VVIX/VIX Ratio Elevated
Volatility of volatility — tail risk pricing
VVIX measures the volatility of VIX options — effectively the 'vol of vol.' When VVIX/VIX is elevated, the market is pricing extreme tail moves (large VIX spikes) relative to current implied volatility. This reflects hedging demand against crashes.
What history says
Editorial commentary written by ALAN analysts. Figures cited below are analyst-authored context — they are not derived from the chart above and may reflect different windows or sources.
Institutional investors express tail-risk hedging through VIX call options. Elevated VVIX relative to VIX means demand for these hedges is high — sophisticated money is nervous.

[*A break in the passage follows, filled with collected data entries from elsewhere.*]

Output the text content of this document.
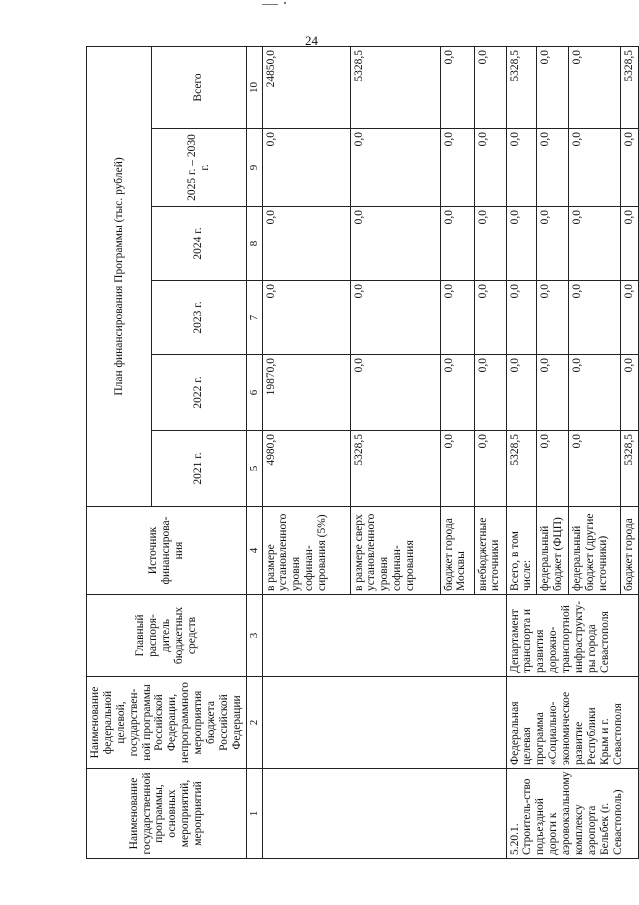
24
Наименование государственной программы, основных мероприятий, мероприятий	Наименование федеральной целевой, государствен-ной программы Российской Федерации, непрограммного мероприятия бюджета Российской Федерации	Главный распоря-дитель бюджетных средств	Источник финансирова-ния	План финансирования Программы (тыс. рублей)					
				2021 г.	2022 г.	2023 г.	2024 г.	2025 г. – 2030 г.	Всего
1	2	3	4	5	6	7	8	9	10
			в размере установленного уровня софинан-сирования (5%)	4980,0	19870,0	0,0	0,0	0,0	24850,0
			в размере сверх установленного уровня софинан-сирования	5328,5	0,0	0,0	0,0	0,0	5328,5
			бюджет города Москвы	0,0	0,0	0,0	0,0	0,0	0,0
			внебюджетные источники	0,0	0,0	0,0	0,0	0,0	0,0
5.20.1. Строитель-ство подъездной дороги к аэровокзальному комплексу аэропорта Бельбек (г. Севастополь)	Федеральная целевая программа «Социально-экономическое развитие Республики Крым и г. Севастополя	Департамент транспорта и развития дорожно-транспортной инфраструкту-ры города Севастополя	Всего, в том числе:	5328,5	0,0	0,0	0,0	0,0	5328,5
			федеральный бюджет (ФЦП)	0,0	0,0	0,0	0,0	0,0	0,0
			федеральный бюджет (другие источники)	0,0	0,0	0,0	0,0	0,0	0,0
			бюджет города	5328,5	0,0	0,0	0,0	0,0	5328,5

When institutions are heavily hedged (high VVIX/VIX), they are less likely to panic-sell equities during a dip because their hedges provide a cushion. This can prevent minor dips from cascading.
When VVIX surges but VIX is still low, it signals that smart money is quietly preparing for a shock that hasn't materialized yet. This is a leading indicator, not a concurrent one.
Elevated crash-protection pricing is a moment to revisit your own downside plan: options hedges are most expensive exactly when hedging demand spikes, so consider whether adequate cash reserves and disciplined position sizing can do the same job at lower cost.